Step 8: Notification of intention to issue code. The Commissioner will give public notice of his intention to issue the code and stating that written submissions may be made within a specified period. (s.48).
Step 9: Determination of code. The Commissioner, having given public notice, consulted with affected persons and considered submissions, finalises the code and formally issues it.
Step 10: Notification, availability and commencement. Once issued, notice in the Gazette is given telling where copies are available. The code comes into force not earlier than 28 days after notification (s.49).


1. These 10 steps relate to the circumstances in which a person proposes a draft code to the Commissioner. Where the Commissioner initiates the process himself the process may be slightly different as s.47 does not apply.
2. There is also provision for the urgent issue of a temporary code which would last for no more than twelve months (s.52). Although the 28-day period before which the code comes into force is waived, as is the formal notification and consultation procedures, the Commissioner may, if there is sufficient time, undertake consultation with the main Government departments or interest groups involved in the particular area.
3. A code or parts of a code may be disallowed by the House of Representatives under the Regulations (Disallowance) Act 1989.
4. These steps indicate what would commonly occur in the formulation of a code. However, in a particular case, the Commissioner may follow a different procedure within the framework permitted by the Act.



Codes of practice should be written in clear modern English. Even where no substantive change is made from the information privacy principles the style and layout should be modelled upon the Health Information Privacy Code 1994. Some of the key stylistic and layout changes include the following:

1. Headings (or ‘marginal notes’)
Heading should appear in bold on a separate line from the clause or rule to which they related.

2. Clause numbers
The clause numbers should follow the heading to the clause on a new line. This differs from the standard approach in New Zealand statutes.

3. Lists
Where a clause or rule includes a list the phrase preceding the list should conclude with a colon and not some other formulation (such as a dash (-)or a dash combined with a comma (,-)). Generally each line in the list should commence with a lower case letter and conclude with a semi-colon.

4. Definitions
Definitions should appear in the interpretation clause in the manner shown in clause 3(1) of the Health Information Privacy Code. That is, the word or phrase being defined should be shown in bold rather than within quotation marks.

5. ‘Shall’ not to appear
The word ‘shall’ should be replaced with, depending upon the context, either ‘must’ or ‘is to’. For guidance see the Health Information Privacy Code.

6. Subrules
The information privacy principles sometimes use the formulation ‘subclause (1) of this principle’. This is to be avoided. Within a rule the reference should simply be to ‘subrule (1)’. Within another rule the reference should be to ‘subrule (1) of rule 6‘.

7. Contents Page
Codes should include a list of their contents. The Health Information Privacy code shows how this may be displayed.

8. Indenting
Indenting should follow the Health Information Privacy Code style.
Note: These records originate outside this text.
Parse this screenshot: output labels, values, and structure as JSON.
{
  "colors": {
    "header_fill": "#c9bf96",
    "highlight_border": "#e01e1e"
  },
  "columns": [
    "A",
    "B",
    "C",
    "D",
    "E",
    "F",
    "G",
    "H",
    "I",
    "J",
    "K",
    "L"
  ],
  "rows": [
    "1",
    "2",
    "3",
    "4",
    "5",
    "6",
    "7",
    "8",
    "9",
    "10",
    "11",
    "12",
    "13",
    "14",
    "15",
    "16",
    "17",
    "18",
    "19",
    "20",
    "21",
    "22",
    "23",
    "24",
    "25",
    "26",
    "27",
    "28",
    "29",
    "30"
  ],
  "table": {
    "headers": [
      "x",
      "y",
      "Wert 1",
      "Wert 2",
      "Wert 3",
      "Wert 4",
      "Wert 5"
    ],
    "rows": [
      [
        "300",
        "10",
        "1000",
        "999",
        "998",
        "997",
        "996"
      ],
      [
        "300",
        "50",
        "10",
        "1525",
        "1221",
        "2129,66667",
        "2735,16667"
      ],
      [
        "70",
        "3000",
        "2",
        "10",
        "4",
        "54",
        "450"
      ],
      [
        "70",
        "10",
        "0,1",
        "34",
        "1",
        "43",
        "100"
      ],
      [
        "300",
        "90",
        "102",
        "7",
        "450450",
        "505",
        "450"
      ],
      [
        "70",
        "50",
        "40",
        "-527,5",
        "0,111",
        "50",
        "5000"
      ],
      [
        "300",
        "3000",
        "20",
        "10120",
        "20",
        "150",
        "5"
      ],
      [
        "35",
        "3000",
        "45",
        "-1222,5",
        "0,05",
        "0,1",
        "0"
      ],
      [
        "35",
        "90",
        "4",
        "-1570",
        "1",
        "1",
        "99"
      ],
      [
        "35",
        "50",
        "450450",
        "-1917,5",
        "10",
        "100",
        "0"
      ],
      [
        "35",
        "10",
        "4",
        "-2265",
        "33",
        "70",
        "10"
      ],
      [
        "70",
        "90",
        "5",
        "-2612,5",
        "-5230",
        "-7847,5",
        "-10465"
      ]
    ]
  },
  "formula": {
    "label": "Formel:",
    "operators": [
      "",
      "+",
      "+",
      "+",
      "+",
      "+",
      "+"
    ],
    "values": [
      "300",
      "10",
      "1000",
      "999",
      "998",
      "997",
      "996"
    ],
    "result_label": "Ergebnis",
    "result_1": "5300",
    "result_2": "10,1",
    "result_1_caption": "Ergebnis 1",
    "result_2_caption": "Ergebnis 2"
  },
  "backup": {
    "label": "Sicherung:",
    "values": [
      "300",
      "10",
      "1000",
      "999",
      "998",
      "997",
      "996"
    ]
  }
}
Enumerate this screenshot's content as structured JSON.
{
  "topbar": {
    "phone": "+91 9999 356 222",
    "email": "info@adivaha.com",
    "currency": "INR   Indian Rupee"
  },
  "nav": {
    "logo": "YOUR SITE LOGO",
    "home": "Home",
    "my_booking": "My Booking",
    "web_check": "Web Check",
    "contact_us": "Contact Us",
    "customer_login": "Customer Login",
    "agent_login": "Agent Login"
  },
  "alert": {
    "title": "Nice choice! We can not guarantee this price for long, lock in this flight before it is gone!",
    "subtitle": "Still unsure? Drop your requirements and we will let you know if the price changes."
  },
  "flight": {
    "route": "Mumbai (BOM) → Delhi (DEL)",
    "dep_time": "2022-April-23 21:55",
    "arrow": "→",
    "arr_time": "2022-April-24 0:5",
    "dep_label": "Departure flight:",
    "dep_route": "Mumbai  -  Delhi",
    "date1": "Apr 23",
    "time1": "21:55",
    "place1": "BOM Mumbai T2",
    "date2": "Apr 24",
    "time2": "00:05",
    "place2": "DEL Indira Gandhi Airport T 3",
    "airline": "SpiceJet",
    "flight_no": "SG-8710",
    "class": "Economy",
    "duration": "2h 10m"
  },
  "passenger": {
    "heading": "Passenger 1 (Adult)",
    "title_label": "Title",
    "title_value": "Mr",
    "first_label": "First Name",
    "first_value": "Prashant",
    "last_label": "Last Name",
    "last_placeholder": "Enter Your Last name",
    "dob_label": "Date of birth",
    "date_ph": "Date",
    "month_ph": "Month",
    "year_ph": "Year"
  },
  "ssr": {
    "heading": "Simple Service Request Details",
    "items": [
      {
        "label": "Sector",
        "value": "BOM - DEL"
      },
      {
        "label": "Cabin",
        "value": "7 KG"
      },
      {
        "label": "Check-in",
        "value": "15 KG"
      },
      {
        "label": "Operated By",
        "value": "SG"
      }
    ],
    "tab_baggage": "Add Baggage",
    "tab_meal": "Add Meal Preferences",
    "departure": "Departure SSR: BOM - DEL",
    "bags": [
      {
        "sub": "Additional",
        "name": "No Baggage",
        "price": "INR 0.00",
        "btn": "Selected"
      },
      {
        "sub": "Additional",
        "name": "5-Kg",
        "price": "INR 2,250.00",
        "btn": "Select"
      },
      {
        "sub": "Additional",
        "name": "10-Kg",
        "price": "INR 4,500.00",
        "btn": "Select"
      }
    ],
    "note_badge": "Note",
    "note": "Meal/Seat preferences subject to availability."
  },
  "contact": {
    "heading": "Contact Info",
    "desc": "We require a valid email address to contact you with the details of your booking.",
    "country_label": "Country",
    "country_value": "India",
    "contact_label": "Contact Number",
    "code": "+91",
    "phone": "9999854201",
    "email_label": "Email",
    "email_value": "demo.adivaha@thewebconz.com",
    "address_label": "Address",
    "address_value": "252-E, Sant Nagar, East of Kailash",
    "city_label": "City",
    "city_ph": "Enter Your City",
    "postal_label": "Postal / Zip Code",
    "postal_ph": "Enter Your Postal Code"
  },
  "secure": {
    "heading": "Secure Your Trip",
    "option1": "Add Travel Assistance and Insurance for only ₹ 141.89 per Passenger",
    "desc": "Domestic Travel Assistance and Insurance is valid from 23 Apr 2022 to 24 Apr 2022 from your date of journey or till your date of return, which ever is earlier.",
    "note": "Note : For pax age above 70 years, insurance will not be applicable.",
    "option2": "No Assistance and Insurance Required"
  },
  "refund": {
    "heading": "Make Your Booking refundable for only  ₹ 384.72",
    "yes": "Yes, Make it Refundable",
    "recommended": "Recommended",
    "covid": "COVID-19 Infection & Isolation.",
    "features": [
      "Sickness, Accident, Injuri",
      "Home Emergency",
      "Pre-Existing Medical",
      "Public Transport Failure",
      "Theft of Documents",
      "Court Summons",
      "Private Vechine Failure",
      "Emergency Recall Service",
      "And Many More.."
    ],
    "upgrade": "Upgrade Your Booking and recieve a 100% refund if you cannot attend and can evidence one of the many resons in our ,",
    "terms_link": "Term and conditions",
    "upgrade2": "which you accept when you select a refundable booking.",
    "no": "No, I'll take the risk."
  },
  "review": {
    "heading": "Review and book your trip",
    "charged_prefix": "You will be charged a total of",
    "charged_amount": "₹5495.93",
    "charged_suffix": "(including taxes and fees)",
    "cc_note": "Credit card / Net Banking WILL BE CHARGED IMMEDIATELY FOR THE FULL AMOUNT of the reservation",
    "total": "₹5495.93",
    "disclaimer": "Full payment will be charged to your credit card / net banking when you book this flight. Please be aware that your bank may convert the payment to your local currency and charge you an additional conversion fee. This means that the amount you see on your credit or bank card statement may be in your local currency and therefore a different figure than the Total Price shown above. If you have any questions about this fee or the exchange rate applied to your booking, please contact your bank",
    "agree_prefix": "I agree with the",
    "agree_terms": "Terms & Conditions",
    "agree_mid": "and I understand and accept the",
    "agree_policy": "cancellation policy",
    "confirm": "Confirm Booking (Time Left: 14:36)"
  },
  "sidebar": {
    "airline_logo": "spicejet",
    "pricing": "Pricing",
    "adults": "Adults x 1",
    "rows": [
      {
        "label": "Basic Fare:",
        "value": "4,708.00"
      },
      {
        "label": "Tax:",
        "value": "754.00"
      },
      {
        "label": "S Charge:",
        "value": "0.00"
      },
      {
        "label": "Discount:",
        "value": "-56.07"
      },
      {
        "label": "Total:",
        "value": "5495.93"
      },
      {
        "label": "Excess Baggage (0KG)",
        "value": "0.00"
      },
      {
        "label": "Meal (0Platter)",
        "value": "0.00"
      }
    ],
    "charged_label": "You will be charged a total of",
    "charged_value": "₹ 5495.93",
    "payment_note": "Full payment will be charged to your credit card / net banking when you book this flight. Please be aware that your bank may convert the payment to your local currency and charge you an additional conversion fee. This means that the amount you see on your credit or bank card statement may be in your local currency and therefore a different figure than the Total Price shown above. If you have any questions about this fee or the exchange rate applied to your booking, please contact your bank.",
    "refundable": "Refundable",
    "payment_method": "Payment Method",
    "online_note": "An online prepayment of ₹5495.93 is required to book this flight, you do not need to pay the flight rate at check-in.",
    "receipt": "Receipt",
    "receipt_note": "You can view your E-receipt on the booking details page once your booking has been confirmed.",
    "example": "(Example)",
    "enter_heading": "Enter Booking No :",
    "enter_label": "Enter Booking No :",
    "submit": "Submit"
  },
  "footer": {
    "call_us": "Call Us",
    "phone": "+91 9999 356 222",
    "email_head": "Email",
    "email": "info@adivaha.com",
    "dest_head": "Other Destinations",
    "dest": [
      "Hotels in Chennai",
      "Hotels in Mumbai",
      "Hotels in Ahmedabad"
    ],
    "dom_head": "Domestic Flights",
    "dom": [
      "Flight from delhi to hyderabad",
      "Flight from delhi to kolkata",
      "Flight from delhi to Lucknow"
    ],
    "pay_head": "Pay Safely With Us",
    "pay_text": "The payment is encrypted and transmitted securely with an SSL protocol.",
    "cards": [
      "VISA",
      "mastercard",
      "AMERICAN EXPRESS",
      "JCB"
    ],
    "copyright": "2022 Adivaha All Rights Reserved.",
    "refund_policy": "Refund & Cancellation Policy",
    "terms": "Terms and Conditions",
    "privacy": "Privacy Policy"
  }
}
9. Schedules and Appendices
Lists of items or detailed procedural steps can usefully be removed to a schedule if this will improve clarity. A schedule will form part of the code as formally issued. Appendices may be used to restate useful information (such as extracts from statistics) which do not form part of the code.

10. Title
Generally codes issued under Part VI of the Act will be entitled ‘name of agency, sector, type of information or activity Information Privacy Code year of issue’. A code issued under Part VII will usually include the name of the register in the title. A code issued in reliance on s.52 will have ‘temporary’ appear at the end of the title.

11. Capital letters
Capital letters should not be overused but reflect normal modern usage. Be guided by the Health Code.